Na Terra, a energia solar está se expandindo rapidamente. A cada ano, mais residências, empresas e instituições implementam painéis solares. Isso pode não constituir um conjunto de tecnoassinaturas, mas as instalações individuais não são a única coisa que está crescendo.

A China construiu o Projeto Fotovoltaico Gonghe, uma vasta usina de energia solar na província pouco povoada de Qinghai. Ela gera 3182 MW. A Índia tem o Parque Solar Bhadla no deserto de Thar, gerando 2.245 MW. A Arábia Saudita construiu várias novas usinas solares e pretende construir mais. Outros projetos solares inovadores são anunciados regularmente.

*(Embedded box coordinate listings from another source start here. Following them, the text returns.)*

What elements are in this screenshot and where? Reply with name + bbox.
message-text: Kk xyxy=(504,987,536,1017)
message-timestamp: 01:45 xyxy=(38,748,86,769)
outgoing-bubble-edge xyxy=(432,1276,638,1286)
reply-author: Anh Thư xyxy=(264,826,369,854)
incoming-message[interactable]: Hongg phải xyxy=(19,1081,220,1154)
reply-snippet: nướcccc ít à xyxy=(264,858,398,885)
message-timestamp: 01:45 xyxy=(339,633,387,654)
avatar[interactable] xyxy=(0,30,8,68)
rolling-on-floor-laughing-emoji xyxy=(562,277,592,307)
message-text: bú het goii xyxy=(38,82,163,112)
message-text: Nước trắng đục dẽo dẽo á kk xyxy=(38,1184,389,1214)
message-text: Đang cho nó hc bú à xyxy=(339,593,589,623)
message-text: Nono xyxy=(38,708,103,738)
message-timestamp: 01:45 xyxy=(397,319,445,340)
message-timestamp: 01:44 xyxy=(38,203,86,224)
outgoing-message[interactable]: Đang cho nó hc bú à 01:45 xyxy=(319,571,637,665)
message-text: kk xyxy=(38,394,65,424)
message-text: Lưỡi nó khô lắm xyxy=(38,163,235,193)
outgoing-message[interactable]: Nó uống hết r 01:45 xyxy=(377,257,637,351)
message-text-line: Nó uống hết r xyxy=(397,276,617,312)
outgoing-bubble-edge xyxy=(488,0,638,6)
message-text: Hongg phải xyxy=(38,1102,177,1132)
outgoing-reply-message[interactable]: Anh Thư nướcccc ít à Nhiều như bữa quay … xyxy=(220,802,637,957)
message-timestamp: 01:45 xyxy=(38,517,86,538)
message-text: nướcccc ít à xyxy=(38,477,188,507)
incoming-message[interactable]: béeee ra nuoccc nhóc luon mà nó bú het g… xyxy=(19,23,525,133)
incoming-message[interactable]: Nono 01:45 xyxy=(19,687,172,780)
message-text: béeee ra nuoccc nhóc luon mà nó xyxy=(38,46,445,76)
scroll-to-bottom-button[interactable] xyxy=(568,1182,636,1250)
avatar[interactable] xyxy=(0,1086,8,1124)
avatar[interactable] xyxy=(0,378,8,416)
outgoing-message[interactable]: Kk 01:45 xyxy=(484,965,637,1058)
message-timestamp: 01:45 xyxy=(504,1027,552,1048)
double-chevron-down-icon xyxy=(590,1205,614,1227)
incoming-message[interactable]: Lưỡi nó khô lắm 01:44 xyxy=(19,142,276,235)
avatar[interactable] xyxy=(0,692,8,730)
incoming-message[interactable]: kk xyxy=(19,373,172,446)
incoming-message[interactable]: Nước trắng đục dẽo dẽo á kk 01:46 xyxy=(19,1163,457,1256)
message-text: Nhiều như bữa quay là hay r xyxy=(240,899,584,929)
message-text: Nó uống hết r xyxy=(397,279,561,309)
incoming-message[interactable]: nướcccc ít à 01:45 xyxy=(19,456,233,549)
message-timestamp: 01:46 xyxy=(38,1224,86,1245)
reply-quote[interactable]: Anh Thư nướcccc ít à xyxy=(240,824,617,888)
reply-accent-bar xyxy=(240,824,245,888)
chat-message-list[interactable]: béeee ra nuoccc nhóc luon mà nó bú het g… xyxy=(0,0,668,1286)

Chegaremos a cobrir 2,4% do nosso planeta com painéis solares? Ainda mais no Saara? Isso, claramente, seria um desafio gigantesco. O calor extremo reduz a eficiência. E construir a infraestrutura necessária para levar a energia aos centros populacionais é um desafio a parte.

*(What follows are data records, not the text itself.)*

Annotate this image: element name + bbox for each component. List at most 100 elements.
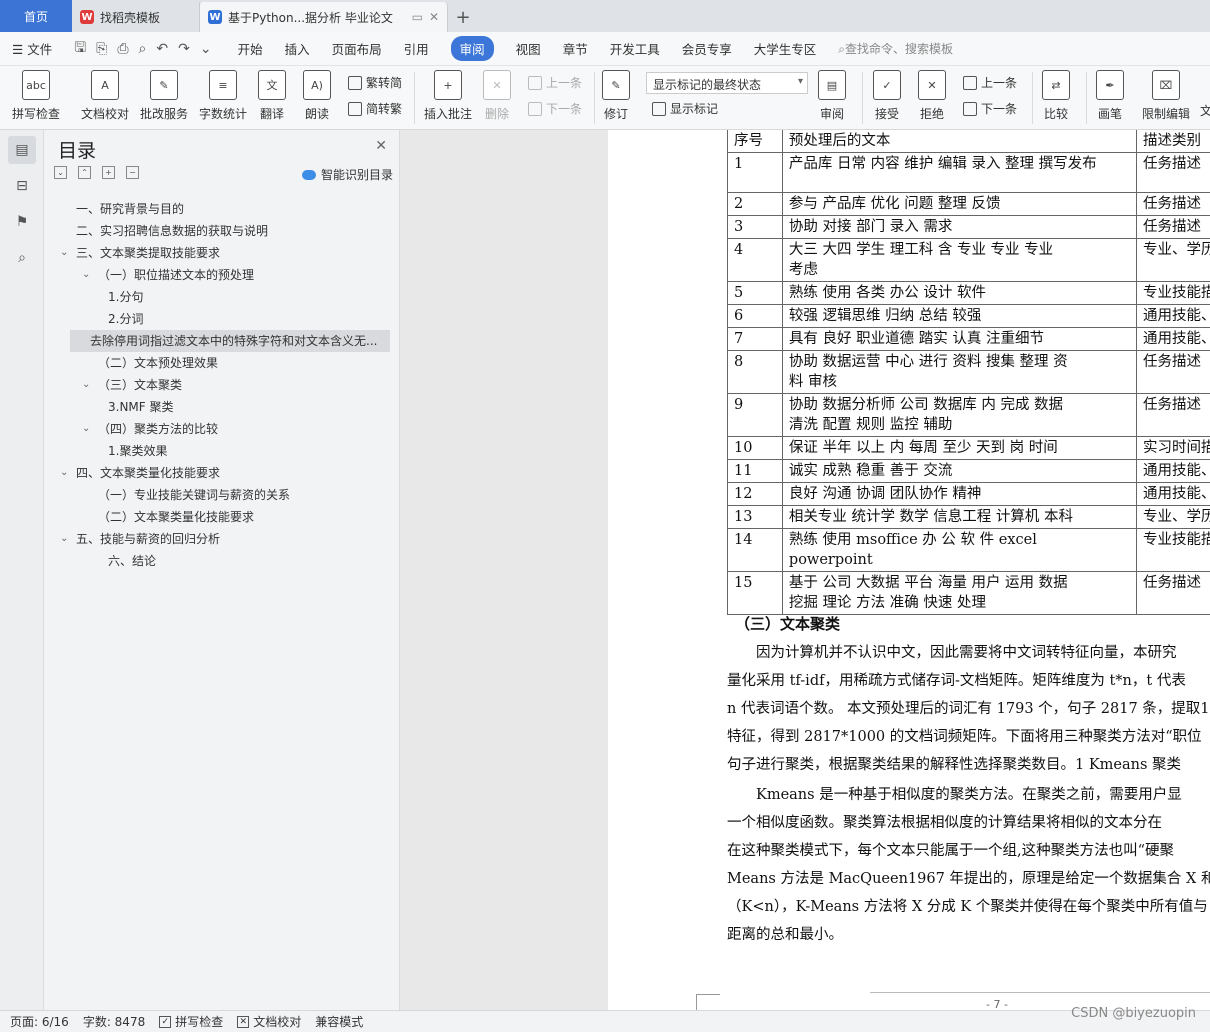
- review-pane-label: 审阅: [819, 107, 844, 121]
- bookmark-icon[interactable]: ⚑: [8, 208, 36, 236]
- menu-item-view[interactable]: 视图: [516, 39, 541, 58]
- export-icon[interactable]: ⎘: [96, 41, 107, 57]
- chevron-down-icon[interactable]: ⌄: [60, 462, 68, 484]
- review-pane-button[interactable]: ▤ 审阅: [818, 70, 846, 122]
- close-icon[interactable]: ✕: [429, 10, 439, 24]
- doc-proof-label: 文档校对: [81, 107, 130, 121]
- tab-pin-icon[interactable]: ▭: [412, 10, 423, 24]
- prev-change-button[interactable]: 上一条: [963, 74, 1017, 91]
- insert-comment-button[interactable]: + 插入批注: [424, 70, 472, 122]
- prev-change-icon: [963, 75, 977, 90]
- toc-item[interactable]: ⌄ （四）聚类方法的比较: [44, 418, 400, 440]
- add-heading-icon[interactable]: +: [102, 166, 115, 179]
- status-spell-check[interactable]: ✓ 拼写检查: [159, 1013, 223, 1030]
- next-change-button[interactable]: 下一条: [963, 100, 1017, 117]
- menu-item-reference[interactable]: 引用: [404, 39, 429, 58]
- reject-button[interactable]: ✕ 拒绝: [918, 70, 946, 122]
- toc-item-label: （一）专业技能关键词与薪资的关系: [98, 488, 291, 502]
- print-preview-icon[interactable]: ⌕: [139, 41, 147, 57]
- chevron-down-icon[interactable]: ⌄: [82, 264, 90, 286]
- simp-to-trad-button[interactable]: 简转繁: [348, 100, 402, 117]
- home-tab[interactable]: 首页: [0, 0, 72, 32]
- show-markup-button[interactable]: 显示标记: [652, 100, 718, 117]
- toc-item[interactable]: 1.聚类效果: [44, 440, 400, 462]
- trad-to-simp-button[interactable]: 繁转简: [348, 74, 402, 91]
- spell-check-button[interactable]: abc 拼写检查: [12, 70, 60, 122]
- file-menu[interactable]: ☰ 文件: [12, 39, 52, 58]
- toc-item[interactable]: 一、研究背景与目的: [44, 198, 400, 220]
- menu-item-review[interactable]: 审阅: [450, 36, 494, 61]
- table-cell: 7: [727, 327, 783, 351]
- delete-comment-button[interactable]: ✕ 删除: [483, 70, 511, 122]
- toc-item[interactable]: 1.分句: [44, 286, 400, 308]
- new-tab-button[interactable]: +: [448, 2, 478, 32]
- chevron-down-icon[interactable]: ⌄: [82, 418, 90, 440]
- prev-comment-button[interactable]: 上一条: [528, 74, 582, 91]
- toc-item[interactable]: 六、结论: [44, 550, 400, 572]
- toc-item[interactable]: （一）专业技能关键词与薪资的关系: [44, 484, 400, 506]
- proof-icon: ✕: [237, 1015, 250, 1028]
- menu-item-developer[interactable]: 开发工具: [610, 39, 660, 58]
- ribbon-overflow-label[interactable]: 文: [1200, 102, 1210, 119]
- pen-button[interactable]: ✒ 画笔: [1096, 70, 1124, 122]
- menu-item-member[interactable]: 会员专享: [682, 39, 732, 58]
- close-icon[interactable]: ✕: [375, 138, 387, 154]
- menu-item-chapter[interactable]: 章节: [563, 39, 588, 58]
- toc-item[interactable]: （二）文本聚类量化技能要求: [44, 506, 400, 528]
- toc-item[interactable]: ⌄ 四、文本聚类量化技能要求: [44, 462, 400, 484]
- compare-button[interactable]: ⇄ 比较: [1042, 70, 1070, 122]
- menu-item-insert[interactable]: 插入: [285, 39, 310, 58]
- table-cell: 通用技能、: [1136, 482, 1210, 506]
- toc-item[interactable]: ⌄ 三、文本聚类提取技能要求: [44, 242, 400, 264]
- toc-item[interactable]: ⌄ （三）文本聚类: [44, 374, 400, 396]
- print-icon[interactable]: ⎙: [117, 41, 128, 57]
- menu-item-student[interactable]: 大学生专区: [754, 39, 817, 58]
- word-count-button[interactable]: ≡ 字数统计: [199, 70, 247, 122]
- toc-icon[interactable]: ▤: [8, 136, 36, 164]
- smart-toc-button[interactable]: 智能识别目录: [301, 166, 393, 183]
- menu-item-layout[interactable]: 页面布局: [332, 39, 382, 58]
- doc-proof-button[interactable]: A 文档校对: [81, 70, 129, 122]
- table-cell: 任务描述: [1136, 152, 1210, 193]
- translate-button[interactable]: 文 翻译: [258, 70, 286, 122]
- next-comment-button[interactable]: 下一条: [528, 100, 582, 117]
- chevron-down-icon[interactable]: ⌄: [60, 242, 68, 264]
- toc-item[interactable]: 二、实习招聘信息数据的获取与说明: [44, 220, 400, 242]
- read-aloud-button[interactable]: A) 朗读: [303, 70, 331, 122]
- undo-icon[interactable]: ↶: [156, 41, 168, 57]
- search-icon[interactable]: ⌕: [8, 244, 36, 272]
- save-icon[interactable]: 🖫: [74, 37, 86, 61]
- page-indicator[interactable]: 页面: 6/16: [10, 1013, 69, 1030]
- redo-icon[interactable]: ↷: [178, 41, 190, 57]
- markup-state-select[interactable]: 显示标记的最终状态: [646, 72, 808, 94]
- command-search[interactable]: ⌕查找命令、搜索模板: [838, 40, 953, 57]
- chapter-nav-icon[interactable]: ⊟: [8, 172, 36, 200]
- tab-document[interactable]: W 基于Python...据分析 毕业论文 ▭ ✕: [200, 2, 448, 32]
- status-doc-proof[interactable]: ✕ 文档校对: [237, 1013, 301, 1030]
- table-cell: 12: [727, 482, 783, 506]
- toc-item[interactable]: （二）文本预处理效果: [44, 352, 400, 374]
- word-count-indicator[interactable]: 字数: 8478: [83, 1013, 145, 1030]
- accept-button[interactable]: ✓ 接受: [873, 70, 901, 122]
- track-changes-button[interactable]: ✎ 修订: [602, 70, 630, 122]
- toc-item-label: （一）职位描述文本的预处理: [98, 268, 255, 282]
- tab-template[interactable]: W 找稻壳模板: [72, 2, 200, 32]
- document-page[interactable]: 序号 预处理后的文本 描述类别 1 产品库 日常 内容 维护 编辑 录入 整理 撰…: [608, 130, 1210, 1010]
- expand-up-icon[interactable]: ⌃: [78, 166, 91, 179]
- restrict-edit-button[interactable]: ⌧ 限制编辑: [1142, 70, 1190, 122]
- batch-service-button[interactable]: ✎ 批改服务: [140, 70, 188, 122]
- toc-item[interactable]: 2.分词: [44, 308, 400, 330]
- document-canvas-gutter: [400, 130, 608, 1010]
- toc-item[interactable]: ⌄ （一）职位描述文本的预处理: [44, 264, 400, 286]
- chevron-down-icon[interactable]: ⌄: [60, 528, 68, 550]
- toc-item[interactable]: 3.NMF 聚类: [44, 396, 400, 418]
- toc-item[interactable]: ⌄ 五、技能与薪资的回归分析: [44, 528, 400, 550]
- chevron-down-icon[interactable]: ⌄: [82, 374, 90, 396]
- collapse-all-icon[interactable]: ⌄: [54, 166, 67, 179]
- menu-item-start[interactable]: 开始: [238, 39, 263, 58]
- remove-heading-icon[interactable]: −: [126, 166, 139, 179]
- table-cell: 良好 沟通 协调 团队协作 精神: [781, 482, 1138, 506]
- chevron-down-icon[interactable]: ⌄: [200, 41, 212, 57]
- toc-item-label: 六、结论: [108, 554, 157, 568]
- toc-item[interactable]: 去除停用词指过滤文本中的特殊字符和对文本含义无...: [70, 330, 390, 352]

Além disso, PVs baseados em silício podem não ser o ponto final no desenvolvimento de painéis solares. PVs baseados em perovskita são muito promissores, mais eficientes e pesquisadores frequentemente batem recordes energéticos com eles em laboratórios. Os autores não consideraram avanços tecnológicos específicos, como a perovskita, porque isso está além do escopo de seu artigo.

A conclusão é que é improvável que os conjuntos solares baseados em silício em uma superfície planetária criem uma tecnoassinatura facilmente detectável. “Supondo um telescópio do tipo HWO de 8 metros, com foco na borda de reflexão no UV-VIS, e considerando uma cobertura de terra variável de painéis solares em um exoplaneta semelhante à Terra que corresponda às necessidades de energia atuais e projetadas, estimamos que várias centenas de horas de tempo de observação são necessárias para atingir uma SNR [relação sinal/ruído] de ~5 para uma alta cobertura de terra de ~23%”, escrevem os autores.

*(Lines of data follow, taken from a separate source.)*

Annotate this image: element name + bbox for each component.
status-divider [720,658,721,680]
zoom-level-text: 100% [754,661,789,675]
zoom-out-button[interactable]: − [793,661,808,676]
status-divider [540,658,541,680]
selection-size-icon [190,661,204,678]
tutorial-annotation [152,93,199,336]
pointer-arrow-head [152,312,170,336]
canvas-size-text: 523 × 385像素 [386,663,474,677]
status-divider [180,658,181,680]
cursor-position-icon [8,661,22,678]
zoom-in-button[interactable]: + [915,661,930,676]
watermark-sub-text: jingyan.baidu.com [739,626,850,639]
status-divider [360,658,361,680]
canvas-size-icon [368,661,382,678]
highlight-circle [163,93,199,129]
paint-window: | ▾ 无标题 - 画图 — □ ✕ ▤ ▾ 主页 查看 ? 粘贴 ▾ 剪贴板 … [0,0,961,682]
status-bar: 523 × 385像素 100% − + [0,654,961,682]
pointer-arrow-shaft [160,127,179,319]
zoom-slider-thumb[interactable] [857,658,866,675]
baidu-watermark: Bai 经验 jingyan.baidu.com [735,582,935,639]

Parque Solar Westlands no Vale de San Joaquin, Califórnia (Westlands Solar Park)

Os autores também se perguntam o que isso significa para a Escala de Kardashev e coisas como as Esferas de Dyson. Nesse paradigma, as ETIs requerem cada vez mais energia e constroem um megaprojeto de engenharia que coleta toda a energia disponível de sua estrela. Uma Esfera de Dyson criaria uma poderosa tecnoassinatura, e os astrônomos já estão procurando por elas.

Leia mais sobre Esferas de Dyson: “Cientistas acreditam ter encontrado Esferas de Dyson”, 15/05/2024.

Mas, se os números dessa pesquisa estiverem corretos, talvez nunca vejamos uma, pois ela não é necessária. “Descobrimos que, mesmo com um crescimento populacional significativo, as necessidades de energia da civilização humana estariam várias ordens de magnitude abaixo do limiar de energia para uma civilização Kardashev Tipo I ou uma esfera/enxame de Dyson que aproveita a energia de uma estrela”, concluem.

“Essa linha de investigação reexamina a utilidade de tais conceitos e, potencialmente, aborda um aspecto crucial do paradoxo de Fermi: ainda não descobrimos nenhuma engenharia em larga escala, possivelmente porque as tecnologias avançadas podem não precisar delas.”